Ivan Stojakovic - a quirky artist, you might say, who works the difficult passageway between nature and artifice - provides a visual experience of great delight with his abstractions thickly painted on sleek stainless steel.
The show's personality emerges as well in the individual case of architect David Slovic, notably represented by images of light seen as "endless progressions" he has assembled. It's also seen in works by Peter Pezzimenti, whether casually crafted in colorful abstractions or the tenebrism of the show's darkest painting.
Ani Rosskam is no slick shopping-center Bonnard or "fauve" painter. But she does love color. Her art relies on the evocative potential of landscape; a few people seen, imagined, or remembered; and our ability to recognize and respond to them.
Visitors hoping for a substantial, finely tuned study of collage in Philadelphia will have longer to wait. But this show makes a strong start.
Two distinct approaches are featured in painter George Thompson's 61-item show "Lifescapes," at Radclyffe Gallery.
His small rural landscapes, painted near his Plumsteadville home, are structured through color. By contrast, his figures and portraits borrow from modernism's preoccupation with generalized form in his drawings and paintings done from the model.
While those figure subjects have a certain richness of line, Thompson doesn't idealize or monumentalize.
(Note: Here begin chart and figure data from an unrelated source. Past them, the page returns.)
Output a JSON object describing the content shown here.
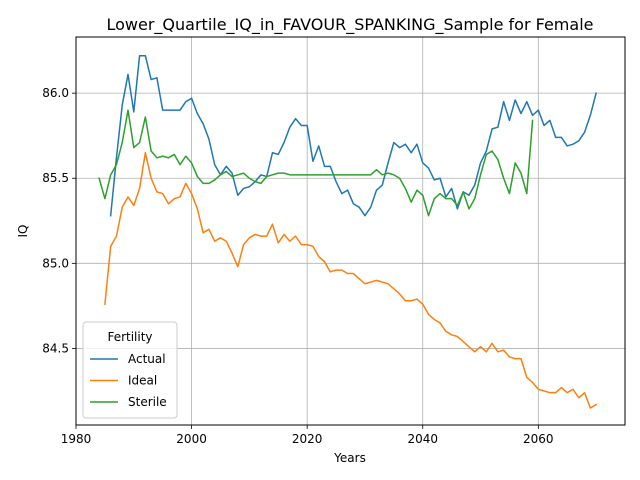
{
  "chart_data": {
    "type": "line",
    "title": "Lower_Quartile_IQ_in_FAVOUR_SPANKING_Sample for Female",
    "xlabel": "Years",
    "ylabel": "IQ",
    "xlim": [
      1980,
      2075
    ],
    "ylim": [
      84.05,
      86.33
    ],
    "xticks": [
      1980,
      2000,
      2020,
      2040,
      2060
    ],
    "yticks": [
      84.5,
      85.0,
      85.5,
      86.0
    ],
    "xtick_labels": [
      "1980",
      "2000",
      "2020",
      "2040",
      "2060"
    ],
    "ytick_labels": [
      "84.5",
      "85.0",
      "85.5",
      "86.0"
    ],
    "grid": true,
    "legend": {
      "title": "Fertility",
      "location": "lower-left"
    },
    "series": [
      {
        "name": "Actual",
        "color": "#1f77b4",
        "x": [
          1985,
          1986,
          1987,
          1988,
          1989,
          1990,
          1991,
          1992,
          1993,
          1994,
          1995,
          1996,
          1997,
          1998,
          1999,
          2000,
          2001,
          2002,
          2003,
          2004,
          2005,
          2006,
          2007,
          2008,
          2009,
          2010,
          2011,
          2012,
          2013,
          2014,
          2015,
          2016,
          2017,
          2018,
          2019,
          2020,
          2021,
          2022,
          2023,
          2024,
          2025,
          2026,
          2027,
          2028,
          2029,
          2030,
          2031,
          2032,
          2033,
          2034,
          2035,
          2036,
          2037,
          2038,
          2039,
          2040,
          2041,
          2042,
          2043,
          2044,
          2045,
          2046,
          2047,
          2048,
          2049,
          2050,
          2051,
          2052,
          2053,
          2054,
          2055,
          2056,
          2057,
          2058,
          2059,
          2060,
          2061,
          2062,
          2063,
          2064,
          2065,
          2066,
          2067,
          2068,
          2069,
          2070
        ],
        "values": [
          null,
          85.28,
          85.62,
          85.93,
          86.11,
          85.89,
          86.22,
          86.22,
          86.08,
          86.09,
          85.9,
          85.9,
          85.9,
          85.9,
          85.95,
          85.97,
          85.88,
          85.82,
          85.73,
          85.58,
          85.52,
          85.57,
          85.53,
          85.4,
          85.44,
          85.45,
          85.48,
          85.52,
          85.51,
          85.65,
          85.64,
          85.71,
          85.8,
          85.85,
          85.81,
          85.81,
          85.6,
          85.69,
          85.57,
          85.57,
          85.48,
          85.41,
          85.43,
          85.35,
          85.33,
          85.28,
          85.33,
          85.43,
          85.46,
          85.59,
          85.71,
          85.68,
          85.7,
          85.65,
          85.7,
          85.59,
          85.56,
          85.49,
          85.5,
          85.39,
          85.44,
          85.32,
          85.42,
          85.4,
          85.46,
          85.59,
          85.66,
          85.79,
          85.8,
          85.95,
          85.84,
          85.96,
          85.88,
          85.95,
          85.87,
          85.9,
          85.81,
          85.84,
          85.74,
          85.74,
          85.69,
          85.7,
          85.72,
          85.77,
          85.87,
          86.0
        ]
      },
      {
        "name": "Ideal",
        "color": "#ff7f0e",
        "x": [
          1985,
          1986,
          1987,
          1988,
          1989,
          1990,
          1991,
          1992,
          1993,
          1994,
          1995,
          1996,
          1997,
          1998,
          1999,
          2000,
          2001,
          2002,
          2003,
          2004,
          2005,
          2006,
          2007,
          2008,
          2009,
          2010,
          2011,
          2012,
          2013,
          2014,
          2015,
          2016,
          2017,
          2018,
          2019,
          2020,
          2021,
          2022,
          2023,
          2024,
          2025,
          2026,
          2027,
          2028,
          2029,
          2030,
          2031,
          2032,
          2033,
          2034,
          2035,
          2036,
          2037,
          2038,
          2039,
          2040,
          2041,
          2042,
          2043,
          2044,
          2045,
          2046,
          2047,
          2048,
          2049,
          2050,
          2051,
          2052,
          2053,
          2054,
          2055,
          2056,
          2057,
          2058,
          2059,
          2060,
          2061,
          2062,
          2063,
          2064,
          2065,
          2066,
          2067,
          2068,
          2069,
          2070
        ],
        "values": [
          84.76,
          85.1,
          85.16,
          85.33,
          85.39,
          85.34,
          85.44,
          85.65,
          85.5,
          85.42,
          85.41,
          85.35,
          85.38,
          85.39,
          85.47,
          85.41,
          85.32,
          85.18,
          85.2,
          85.13,
          85.15,
          85.13,
          85.06,
          84.98,
          85.11,
          85.15,
          85.17,
          85.16,
          85.16,
          85.23,
          85.12,
          85.17,
          85.13,
          85.16,
          85.11,
          85.11,
          85.1,
          85.04,
          85.01,
          84.95,
          84.96,
          84.96,
          84.94,
          84.94,
          84.91,
          84.88,
          84.89,
          84.9,
          84.89,
          84.88,
          84.85,
          84.82,
          84.78,
          84.78,
          84.79,
          84.76,
          84.7,
          84.67,
          84.65,
          84.6,
          84.58,
          84.57,
          84.54,
          84.51,
          84.48,
          84.51,
          84.48,
          84.53,
          84.48,
          84.49,
          84.45,
          84.44,
          84.44,
          84.33,
          84.3,
          84.26,
          84.25,
          84.24,
          84.24,
          84.27,
          84.24,
          84.26,
          84.21,
          84.24,
          84.15,
          84.17
        ]
      },
      {
        "name": "Sterile",
        "color": "#2ca02c",
        "x": [
          1984,
          1985,
          1986,
          1987,
          1988,
          1989,
          1990,
          1991,
          1992,
          1993,
          1994,
          1995,
          1996,
          1997,
          1998,
          1999,
          2000,
          2001,
          2002,
          2003,
          2004,
          2005,
          2006,
          2007,
          2008,
          2009,
          2010,
          2011,
          2012,
          2013,
          2014,
          2015,
          2016,
          2017,
          2018,
          2019,
          2020,
          2021,
          2022,
          2023,
          2024,
          2025,
          2026,
          2027,
          2028,
          2029,
          2030,
          2031,
          2032,
          2033,
          2034,
          2035,
          2036,
          2037,
          2038,
          2039,
          2040,
          2041,
          2042,
          2043,
          2044,
          2045,
          2046,
          2047,
          2048,
          2049,
          2050,
          2051,
          2052,
          2053,
          2054,
          2055,
          2056,
          2057,
          2058,
          2059
        ],
        "values": [
          85.5,
          85.38,
          85.52,
          85.58,
          85.71,
          85.9,
          85.68,
          85.71,
          85.86,
          85.66,
          85.62,
          85.63,
          85.62,
          85.64,
          85.58,
          85.63,
          85.59,
          85.51,
          85.47,
          85.47,
          85.49,
          85.52,
          85.54,
          85.51,
          85.52,
          85.53,
          85.5,
          85.48,
          85.47,
          85.51,
          85.52,
          85.53,
          85.53,
          85.52,
          85.52,
          85.52,
          85.52,
          85.52,
          85.52,
          85.52,
          85.52,
          85.52,
          85.52,
          85.52,
          85.52,
          85.52,
          85.52,
          85.52,
          85.55,
          85.52,
          85.53,
          85.52,
          85.5,
          85.44,
          85.36,
          85.43,
          85.4,
          85.28,
          85.38,
          85.41,
          85.38,
          85.38,
          85.34,
          85.42,
          85.32,
          85.38,
          85.52,
          85.64,
          85.66,
          85.61,
          85.5,
          85.41,
          85.59,
          85.53,
          85.41,
          85.84
        ]
      }
    ]
  }
}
And he doesn't "do" history.
Often, his paintings of individual people demonstrate a recurring conflict between intuitive gutsiness and self-conscious finesse. Several portraits are theatrical. Others appear in a mocking way, wearing jokey masks.
Is such art intentionally made to be just funny? Or false? If so, we are only being entertained here.
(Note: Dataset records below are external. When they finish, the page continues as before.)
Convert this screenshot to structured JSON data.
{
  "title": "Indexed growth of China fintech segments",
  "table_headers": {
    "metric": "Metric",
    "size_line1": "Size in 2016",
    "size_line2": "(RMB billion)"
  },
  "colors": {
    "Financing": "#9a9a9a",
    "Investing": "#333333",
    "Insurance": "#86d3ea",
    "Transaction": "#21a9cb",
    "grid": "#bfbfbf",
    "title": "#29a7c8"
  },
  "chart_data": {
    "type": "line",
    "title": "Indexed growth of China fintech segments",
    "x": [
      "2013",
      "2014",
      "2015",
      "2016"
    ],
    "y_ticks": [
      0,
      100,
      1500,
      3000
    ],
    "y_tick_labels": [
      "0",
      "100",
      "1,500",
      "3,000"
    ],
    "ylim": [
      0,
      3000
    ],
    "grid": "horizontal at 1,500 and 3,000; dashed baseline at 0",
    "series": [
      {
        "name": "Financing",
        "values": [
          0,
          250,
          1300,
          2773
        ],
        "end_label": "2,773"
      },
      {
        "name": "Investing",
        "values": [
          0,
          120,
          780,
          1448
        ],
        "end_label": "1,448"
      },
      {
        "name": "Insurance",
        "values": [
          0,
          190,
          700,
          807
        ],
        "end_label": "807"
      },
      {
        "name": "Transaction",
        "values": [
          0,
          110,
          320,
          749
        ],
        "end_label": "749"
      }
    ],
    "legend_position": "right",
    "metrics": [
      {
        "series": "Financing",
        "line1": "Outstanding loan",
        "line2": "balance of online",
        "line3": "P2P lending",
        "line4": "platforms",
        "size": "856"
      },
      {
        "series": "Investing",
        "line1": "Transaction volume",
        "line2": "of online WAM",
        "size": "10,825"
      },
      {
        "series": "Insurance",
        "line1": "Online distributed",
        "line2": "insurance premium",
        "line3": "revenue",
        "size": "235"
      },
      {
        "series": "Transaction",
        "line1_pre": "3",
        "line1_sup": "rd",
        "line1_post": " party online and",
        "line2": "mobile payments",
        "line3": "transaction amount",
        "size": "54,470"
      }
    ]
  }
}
Thompson's work deals with the area of experience in which the present slips into the past. Yet his avoidance of marketplace realism gives Thompson's figure subjects a quizzical claim to seriousness.
His dedication to painting small landscapes is what really counts here. He steers clear of any difficulties in them by being responsive to the particularities of place.
In such work, he's also nearest to picking up on elegance, as he is also in his oil Juliana in Red Kimono (on the cover of December's Artist's Magazine).
Josh Simpson, New England glassblower, has always liked geology and certain kinds of rocks that are very ordinary looking until you break them open and find an amazing interior of colorful crystals formed over aeons.
Able to approximate these in his own glassblowing, Simpson calls them Portals, and is exhibiting several in his "Aurora Borealis" solo at Barnstone Gallery.
Portals, he says, are like living in a submarine or spaceship and having only one tiny window through which to look out on the vast ocean or galaxy around you.
Wouldn't you know, Simpson's wife is a NASA astronaut. Connected to both gritty earth and airy spirit, his work brings this material to life with an enchanting virtuosity.